P.E.A.R.L.S in the Pearl of Africa
Situated in central Uganda, Rakai district has been at the epicenter of the HIV/AIDS epidemic due largely to its location as a hub on the transnational highway connecting Uganda to the neighboring countries.
The district prevalence rate is estimated at 10% which is higher than the national average. Rakai district has been in critical need of HIV/AIDS interventions. It is against this background that when I arrived in my little village two years ago, the urgency of having to do something dawned upon me.
After some research, I came to the conclusion that starting a Girls Club would provide a great opportunity for disseminating the correct message about HIV to the population most at risk - adolescent girls. St. Agnes Vocational School is one of the few schools that enrolls girls aged between 15 and 21. We started with sixteen (16) girls who joined the Uganda PEARLS girls’ club in January 2016. 'PEARLS' is acronym for Powerful, Enthusiastic, Aware, Refined, Ladies. These girls were selected by the headmaster of the school based on the attributes defined in each of the letters in the acronym.
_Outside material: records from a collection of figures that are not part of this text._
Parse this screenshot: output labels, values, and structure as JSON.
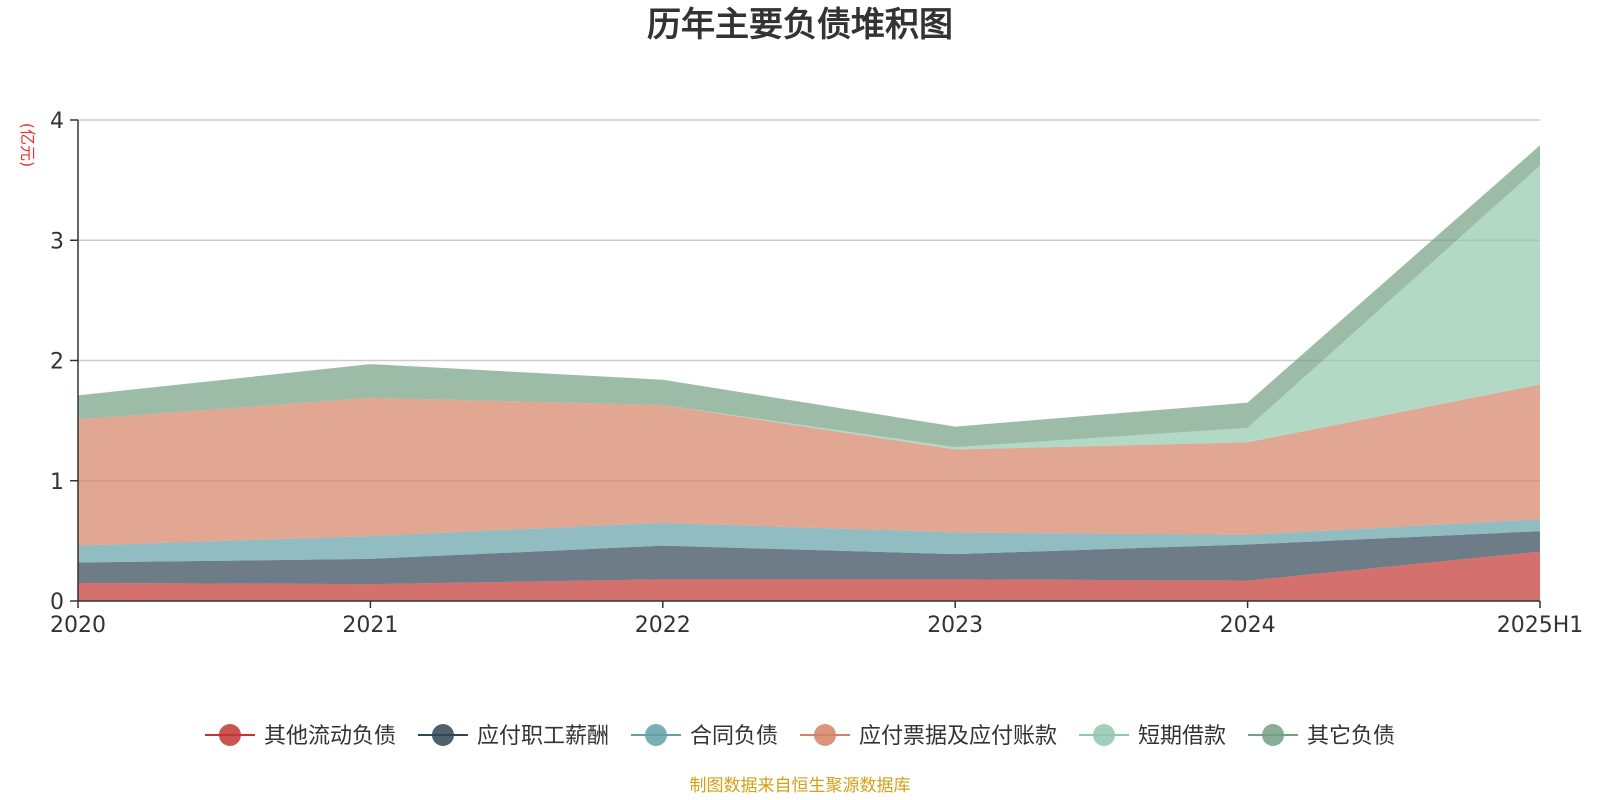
{
  "chart_data": {
    "type": "area",
    "stacked": true,
    "title": "历年主要负债堆积图",
    "unit_label": "(亿元)",
    "xlabel": "",
    "ylabel": "",
    "categories": [
      "2020",
      "2021",
      "2022",
      "2023",
      "2024",
      "2025H1"
    ],
    "ylim": [
      0,
      4
    ],
    "yticks": [
      "0",
      "1",
      "2",
      "3",
      "4"
    ],
    "grid": true,
    "legend_position": "bottom",
    "series": [
      {
        "name": "其他流动负债",
        "color": "#c23531",
        "values": [
          0.15,
          0.14,
          0.18,
          0.18,
          0.17,
          0.41
        ]
      },
      {
        "name": "应付职工薪酬",
        "color": "#2f4554",
        "values": [
          0.17,
          0.21,
          0.28,
          0.21,
          0.3,
          0.17
        ]
      },
      {
        "name": "合同负债",
        "color": "#61a0a8",
        "values": [
          0.14,
          0.19,
          0.19,
          0.18,
          0.08,
          0.1
        ]
      },
      {
        "name": "应付票据及应付账款",
        "color": "#d48265",
        "values": [
          1.05,
          1.15,
          0.98,
          0.69,
          0.77,
          1.12
        ]
      },
      {
        "name": "短期借款",
        "color": "#91c7ae",
        "values": [
          0.0,
          0.0,
          0.0,
          0.02,
          0.12,
          1.82
        ]
      },
      {
        "name": "其它负债",
        "color": "#749f83",
        "values": [
          0.2,
          0.28,
          0.21,
          0.17,
          0.21,
          0.17
        ]
      }
    ]
  },
  "source_text": "制图数据来自恒生聚源数据库"
}
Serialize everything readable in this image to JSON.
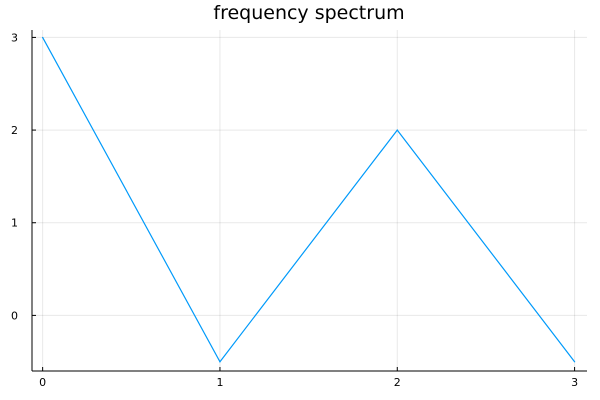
{
  "chart_data": {
    "type": "line",
    "title": "frequency spectrum",
    "xlabel": "",
    "ylabel": "",
    "xlim": [
      -0.06,
      3.07
    ],
    "ylim": [
      -0.6,
      3.08
    ],
    "xticks": [
      0,
      1,
      2,
      3
    ],
    "yticks": [
      0,
      1,
      2,
      3
    ],
    "grid": true,
    "legend": "none",
    "series": [
      {
        "color": "#009AFA",
        "x": [
          0,
          1,
          2,
          3
        ],
        "y": [
          3,
          -0.5,
          2,
          -0.5
        ]
      }
    ]
  }
}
The club began by promoting talks on various subjects that included malaria prevention, sexual and reproductive health, dream building and goal setting, public speaking, friendships, and of course HIV. These were conducted in a free and friendly environment at school. One day after school, we took a field trip to the health center where I work to introduce the girls to the staff who perform HIV tests in the laboratory. The girls then agreed to get tested to learn their status and were counseled by the nurses accordingly.
We then planned and brought the knowledge we had gained as a club to the community at a local Trading center. The girls presented lessons on the various aspects of HIV/AIDS and encouraged community members to come to the health center for free HIV testing.
From the inception of club, we all took time to get to know one another. It was important to create a safe space where the girls would feel welcome to ask sometimes awkward health questions and to share an important part of their lives. For a few weeks, we focused on making reusable menstrual pads (RUMPS) and on learning how menstruation can be a barrier to a girl’s education. Each girl in the club would perform a proper condom demonstration (without giggling) and clearly explain the ways HIV/AIDS can be transmitted. Later, the girls learned how to make the pads as an income generating activity to help pay for school fees or even to pursue such bigger dreams like owning a car or house. Admittedly, Club meetings weren’t always so serious with health topics and so we had to incorporate fun days such as friendship bracelet making or dance contests to make it interesting. There were even times when we learnt about American customs and holidays like carving pumpkins and handing out candy for Halloween or sharing our favorite Christmas memories.
Namubiru Reticia, a veteran member of the PEARLS, states, “The club teaches us different things like being patient, having friends, and how to keep ourselves safe from diseases like HIV and other problems.”
Now that my time as a Peace Corps Volunteer is coming to an end, I wanted to be sure that the club continues with another leader. Peace Corps Uganda hosted a DREAMS workshop on how to keep adolescent girls HIV-free and aware of the health risks that are around them. I attended the workshop with a respected teacher from St. Agnes, Madame Mirembe Esther. During the training, she received the skills and knowledge needed to run a successful girls’ club and has since come back with a passion to lead the students she teaches. After co-facilitating lessons with me, Madame Esther now teaches the girls on her own, always incorporating health lessons with fun. She encourages the girls to receive regular HIV testing at the health center and is available to advice and to counsel the girls. I am confident in her ability to lead.
I leave Peace Corps service with fond memories and great hopes for a bright future for Ugandan girls who are the PEARLS of Uganda – a country that is rightfully called the Pearl of Africa.